Sincerely believing in something just doesn't make it so. Declaring that you know you have the truth is disingenuous and intellectually dishonest. It's your prerogative to believe foolish things but it just makes you look sillier because you pretend that the evidence supports your case when it most definitely does not. Try to have a little integrity, will you?

You bring up a lot of points here, Jim J.

In your first sentence you express a sincere belief that you know every single thing about all evidence for God AND about the condition of the emotional make-up of every single Believing Christian. Since I have not been interviewed, that can hardly seem possible. Your second sentence is another sincere belief you apparently hold about the mental condition of every single Christian; but, as you say, sincerity is not enough when making such statements about knowledge.

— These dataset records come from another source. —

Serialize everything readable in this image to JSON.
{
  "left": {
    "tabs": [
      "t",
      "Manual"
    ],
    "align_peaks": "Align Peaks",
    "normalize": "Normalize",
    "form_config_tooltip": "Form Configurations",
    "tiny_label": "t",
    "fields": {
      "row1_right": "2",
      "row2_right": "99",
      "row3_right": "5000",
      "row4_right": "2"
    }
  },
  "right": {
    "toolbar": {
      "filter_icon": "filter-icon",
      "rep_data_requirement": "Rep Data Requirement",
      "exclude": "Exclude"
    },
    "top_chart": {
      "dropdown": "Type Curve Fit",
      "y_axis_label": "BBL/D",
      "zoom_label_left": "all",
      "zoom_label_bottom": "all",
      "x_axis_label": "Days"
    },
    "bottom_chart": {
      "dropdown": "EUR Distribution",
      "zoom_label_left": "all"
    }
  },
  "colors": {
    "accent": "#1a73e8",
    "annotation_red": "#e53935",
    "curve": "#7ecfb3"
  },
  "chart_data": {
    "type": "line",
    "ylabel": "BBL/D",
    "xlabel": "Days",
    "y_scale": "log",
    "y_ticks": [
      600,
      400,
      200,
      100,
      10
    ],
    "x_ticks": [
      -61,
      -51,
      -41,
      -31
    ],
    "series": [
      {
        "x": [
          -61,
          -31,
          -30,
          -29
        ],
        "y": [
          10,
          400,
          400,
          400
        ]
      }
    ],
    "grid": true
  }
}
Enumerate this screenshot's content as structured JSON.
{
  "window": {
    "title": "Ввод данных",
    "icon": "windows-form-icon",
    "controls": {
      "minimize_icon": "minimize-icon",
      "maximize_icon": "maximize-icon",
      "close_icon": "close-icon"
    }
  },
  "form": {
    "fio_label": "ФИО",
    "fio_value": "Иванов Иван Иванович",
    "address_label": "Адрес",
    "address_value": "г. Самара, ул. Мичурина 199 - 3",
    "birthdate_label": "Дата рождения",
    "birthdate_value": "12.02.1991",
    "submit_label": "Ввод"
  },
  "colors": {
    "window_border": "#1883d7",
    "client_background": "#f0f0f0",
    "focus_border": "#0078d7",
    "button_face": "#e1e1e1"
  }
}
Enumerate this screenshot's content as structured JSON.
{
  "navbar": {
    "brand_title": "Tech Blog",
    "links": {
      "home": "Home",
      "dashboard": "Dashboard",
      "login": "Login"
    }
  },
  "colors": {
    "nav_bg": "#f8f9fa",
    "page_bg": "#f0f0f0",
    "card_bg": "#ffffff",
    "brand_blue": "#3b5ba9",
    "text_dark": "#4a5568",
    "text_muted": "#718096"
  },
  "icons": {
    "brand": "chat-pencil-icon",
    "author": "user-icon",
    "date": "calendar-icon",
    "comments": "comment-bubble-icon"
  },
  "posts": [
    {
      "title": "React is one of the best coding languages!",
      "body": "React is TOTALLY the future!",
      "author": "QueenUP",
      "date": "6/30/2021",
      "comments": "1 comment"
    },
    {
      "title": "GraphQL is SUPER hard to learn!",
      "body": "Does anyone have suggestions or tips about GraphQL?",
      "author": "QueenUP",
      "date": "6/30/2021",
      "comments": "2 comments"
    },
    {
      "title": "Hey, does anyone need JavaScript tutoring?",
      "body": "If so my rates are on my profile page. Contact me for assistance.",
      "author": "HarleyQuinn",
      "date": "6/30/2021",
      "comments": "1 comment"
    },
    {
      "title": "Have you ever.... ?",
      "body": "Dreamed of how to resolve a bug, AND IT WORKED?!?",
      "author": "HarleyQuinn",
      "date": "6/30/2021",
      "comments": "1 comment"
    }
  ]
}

Your second paragraph begins with quite a charge about our theology, yet you wish us to be more "open-minded". I'm curious, are you an example of that open-mindedness? I would also be interested in knowing why it is that, when you discuss your skepticism (which is shared by many in society) it is NOT foisting your ideas upon the public, but when Christians discuss their ideas (which are also shared by many in society) it IS foisting our thoughts on the public. Your comments on this would be appreciated, Jim.

You apparently sincerely believe your statements here are all true, but as you say, that just doesn't make them so. Because we disagree about theological ideas neither makes us disingenuous nor intellectually dishonest, and many here would enjoy an intellectual discussion with someone willing to have one! BTW, Christians are not worried about looking "silly" or foolish; it's not of any importance to us! And integrity certainly does not mean giving up belief in God for the open-mindedness of skepticism.

I look forward to your thoughts on these things and hope a civil discourse can be achieved with contributors here.

Carolyn

Very well said Carolyn!

I'm sure most serious Christians would agree with Greg on the sincerity.

Greg says 'Christ' is the medicine or antidote for the disease, and I agree totally. But 'Christ' is also packed full of his own soteriological presuppositions too, which I might not share, isn't it?

So, if I don't, then is my soul in peril?

If the other denominations are genuinely Christian, isn't it best to find one that's easiest to follow with the least effort, or are some more right than others? If so, which one, or ones, offers the best 'medicine'?

If I was Episcopalian, for example, I don't have to worry whether I'm reprobate or not. A Calvinist might think so, but that's just his belief about the matter, isn't it?